Thursday, September 6, 2012

Listening to Myself


Discovering Myself

   As a senior in high school, I am constantly discovering who I am.  I am Mary Carnoali.  I am a writer of stories, a reader of books, and a watcher of movies.  I am a lover of comedy, a player of music, and a chaotic mess of tangled ideas and crazy dreams.  I am ambitious schemes and mad theories.  I am Mary Carnoali.  I am who I am.
   The most obvious place to start is at the base.  The foundation of my life has been my family, my faith, and my imagination.  Like the base of a mountain, these three have been there since the beginning.  In my attempt to reach the more obscure aspects of my life, they are my stepping stone--my push-off point.
   My family, though slightly dysfunctional in it's own way, is irreplaceable.  We are a typical family of four with a not so typical mixture of personalities.  My brother tells things the way they are.  He rarely embellishes situations or, when he does, it's so wildly extravagant that it's funny.  My father is the opposite.  In order to hold a conversation, one must learn to read in between the lines.  He always gets this look on his face and you sit there waiting during what would seem like perfectly normal conversation for the punch line.  As for my mother, she always gives me the impression that she was fairly normal before she met any of us.

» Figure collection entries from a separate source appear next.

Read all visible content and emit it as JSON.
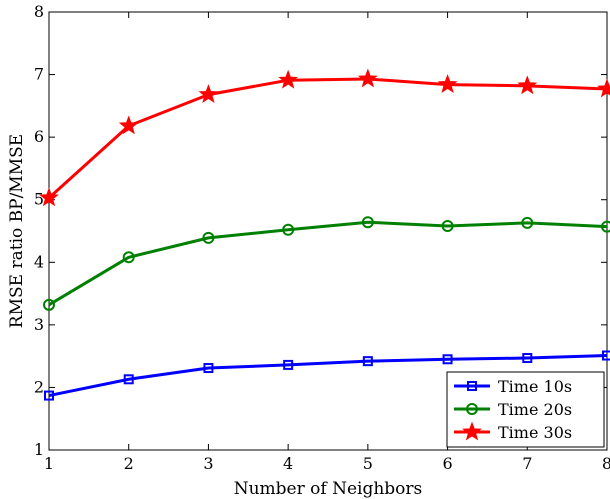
{
  "chart_data": {
    "type": "line",
    "title": "",
    "xlabel": "Number of Neighbors",
    "ylabel": "RMSE ratio BP/MMSE",
    "xlim": [
      1,
      8
    ],
    "ylim": [
      1,
      8
    ],
    "xticks": [
      1,
      2,
      3,
      4,
      5,
      6,
      7,
      8
    ],
    "yticks": [
      1,
      2,
      3,
      4,
      5,
      6,
      7,
      8
    ],
    "grid": false,
    "legend_position": "bottom-right",
    "x": [
      1,
      2,
      3,
      4,
      5,
      6,
      7,
      8
    ],
    "series": [
      {
        "name": "Time 10s",
        "color": "#0000ff",
        "marker": "square",
        "values": [
          1.87,
          2.13,
          2.31,
          2.36,
          2.42,
          2.45,
          2.47,
          2.51
        ]
      },
      {
        "name": "Time 20s",
        "color": "#008000",
        "marker": "circle",
        "values": [
          3.32,
          4.08,
          4.39,
          4.52,
          4.64,
          4.58,
          4.63,
          4.57
        ]
      },
      {
        "name": "Time 30s",
        "color": "#ff0000",
        "marker": "star",
        "values": [
          5.03,
          6.18,
          6.68,
          6.91,
          6.93,
          6.84,
          6.82,
          6.77
        ]
      }
    ]
  }
}
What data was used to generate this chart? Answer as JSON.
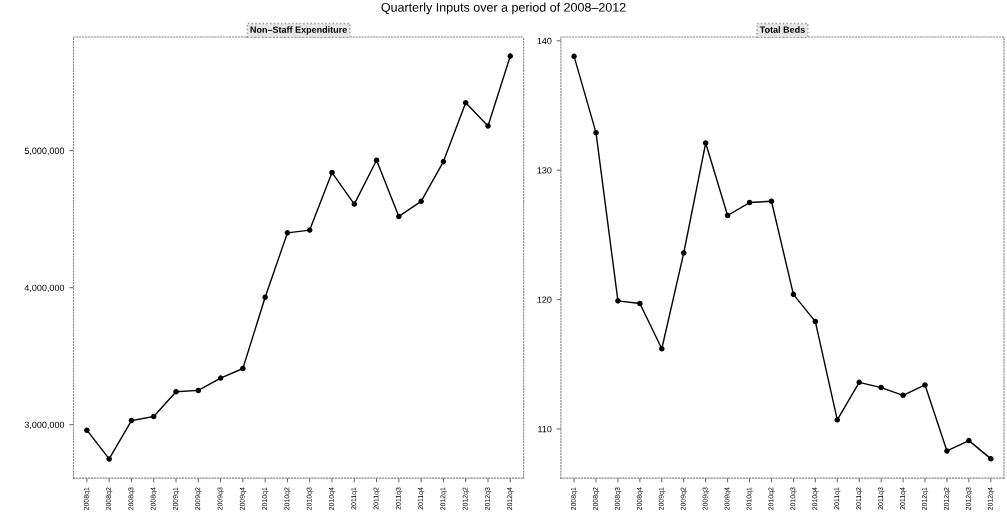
{
  "chart_data": [
    {
      "type": "line",
      "title": "Non–Staff Expenditure",
      "annotations": [
        "Quarterly Inputs over a period of 2008–2012"
      ],
      "categories": [
        "2008q1",
        "2008q2",
        "2008q3",
        "2008q4",
        "2009q1",
        "2009q2",
        "2009q3",
        "2009q4",
        "2010q1",
        "2010q2",
        "2010q3",
        "2010q4",
        "2011q1",
        "2011q2",
        "2011q3",
        "2011q4",
        "2012q1",
        "2012q2",
        "2012q3",
        "2012q4"
      ],
      "series": [
        {
          "color": "#000000",
          "values": [
            2960000,
            2750000,
            3030000,
            3060000,
            3240000,
            3250000,
            3340000,
            3410000,
            3930000,
            4400000,
            4420000,
            4840000,
            4610000,
            4930000,
            4520000,
            4630000,
            4920000,
            5350000,
            5180000,
            5690000
          ]
        }
      ],
      "ylim": [
        2610000,
        5830000
      ],
      "yticks": [
        {
          "value": 3000000,
          "label": "3,000,000"
        },
        {
          "value": 4000000,
          "label": "4,000,000"
        },
        {
          "value": 5000000,
          "label": "5,000,000"
        }
      ],
      "marker": "circle",
      "line_style": "solid",
      "grid": false,
      "legend": false
    },
    {
      "type": "line",
      "title": "Total Beds",
      "categories": [
        "2008q1",
        "2008q2",
        "2008q3",
        "2008q4",
        "2009q1",
        "2009q2",
        "2009q3",
        "2009q4",
        "2010q1",
        "2010q2",
        "2010q3",
        "2010q4",
        "2011q1",
        "2011q2",
        "2011q3",
        "2011q4",
        "2012q1",
        "2012q2",
        "2012q3",
        "2012q4"
      ],
      "series": [
        {
          "color": "#000000",
          "values": [
            138.8,
            132.9,
            119.9,
            119.7,
            116.2,
            123.6,
            132.1,
            126.5,
            127.5,
            127.6,
            120.4,
            118.3,
            110.7,
            113.6,
            113.2,
            112.6,
            113.4,
            108.3,
            109.1,
            107.7
          ]
        }
      ],
      "ylim": [
        106.2,
        140.3
      ],
      "yticks": [
        110,
        120,
        130,
        140
      ],
      "marker": "circle",
      "line_style": "solid",
      "grid": false,
      "legend": false
    }
  ]
}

   My faith has grown in it's importance in my life.  It has tumbled down from the mountain side to rest at the base and act has support and guidance.  I attend church, youth group and a Bible study whenever possible.  It seems as if the same words which went in one other and out the other only a couple of years ago are finally making sense.  This change in perspective plays a big part in who I am today.  I would be very amiss if I wrote a few phrases on who I am and not include it.
  The final stone of my base is the rough, vibrant stone of my imagination.  Whether it's reading books, watching movies, or coming up with my own plots inside my head, my inner world is always active.  I have created whole worlds and followed characters throughout their entire lives, coming up with strange new adventures for them to have and wonderful people for them to meet.  My brain is always asking "what if?" and, before I can stop it, it's off coming up with improbable scenarios.  Despite the fact that it can be exasperating, sometimes it's just what I need to escape or to move along in a plot I've been working on.  Like my family and my faith, I couldn't do without it.  It's a release, and, if used right, it's a crazy ride.

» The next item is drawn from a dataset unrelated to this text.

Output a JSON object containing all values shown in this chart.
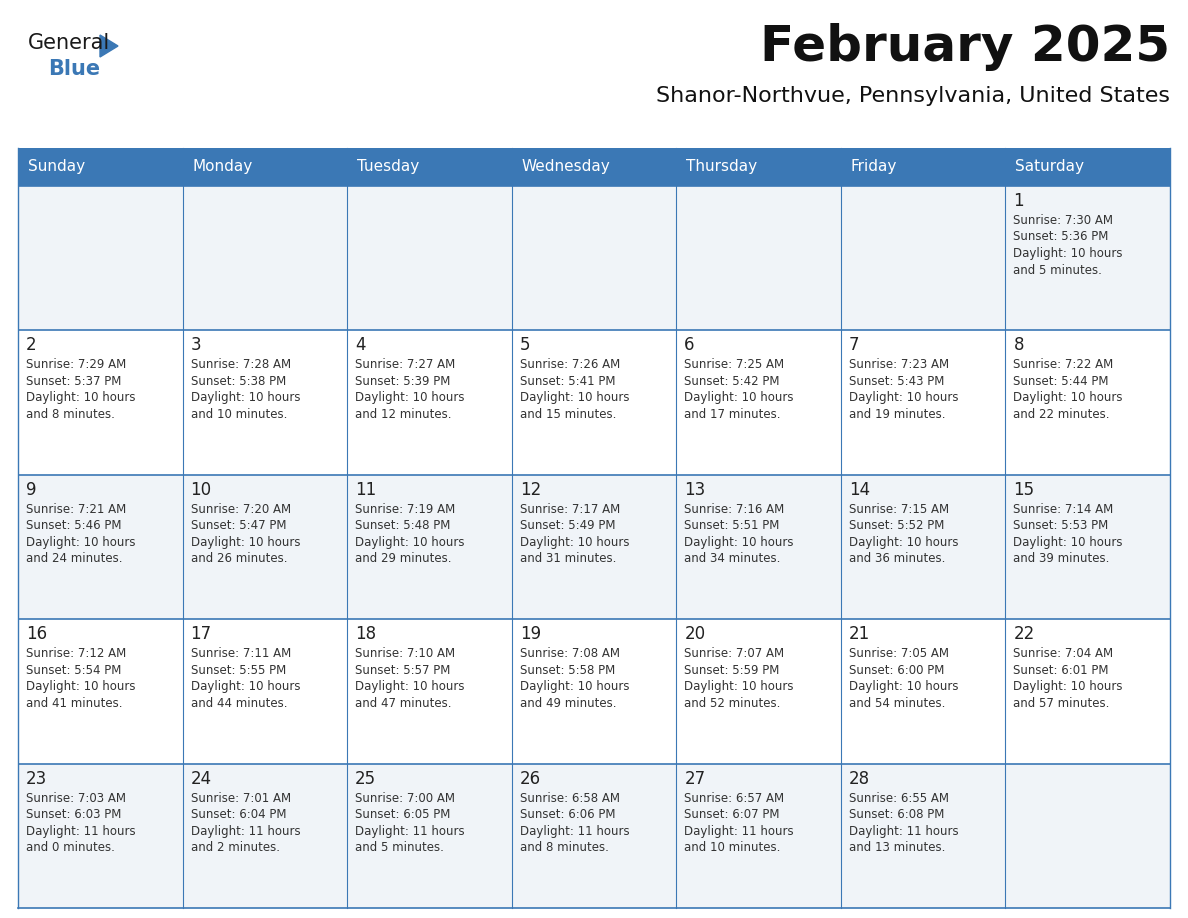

   Built upon my base there's a conglomeration of several things.  There's my obsessions and loves, as well as my disgusts and the things that I've chosen just not to care about at all.  I watch a ton of science fiction and love to get caught up in a web of complicated story plots.  My Sunday afternoons each August are filled with the new Doctor Who episodes and my Monday mornings are spent trying to figure them out.  If I like something, I love it, get completely obsessed with it, and immerse myself in it.  But if I dislike something, I hate it, coming up with a multitude of justifications, some not so high quality.  The thing that brings me the most joy in life is taking the things I'm obsessed with and teaching others to love it too.  Unfortunately for them, this usually happens to be my friends.  Some of them are harder to convert to my various Mary-isms than others.
   Like many kids around my age, I love music.  Differing from them, however, is the variety of music that I actually listen to.  On my mp3 alone I have songs in six different languages, including Elvish and English gibberish.  I like classical, christian contemporary, pop culture, classic rock, computer generated, Celtic, soundtrack, and instrumental music.  I like to sing and I play violin and flute.  I have dabbled in at least 12 different instruments throughout my life, resulting in a pile of sheet music, most of which I will never play again.
   These are only a few of the things that I am made up of.   The mountain reaches to the skies, covered in everything from giant boulders, to tiny insignificant pebbles.  One day I hope to understand who I am, conquering the rocks to claim my spot at the top.  In the meantime, I'll keep exploring, learning more with each step I take.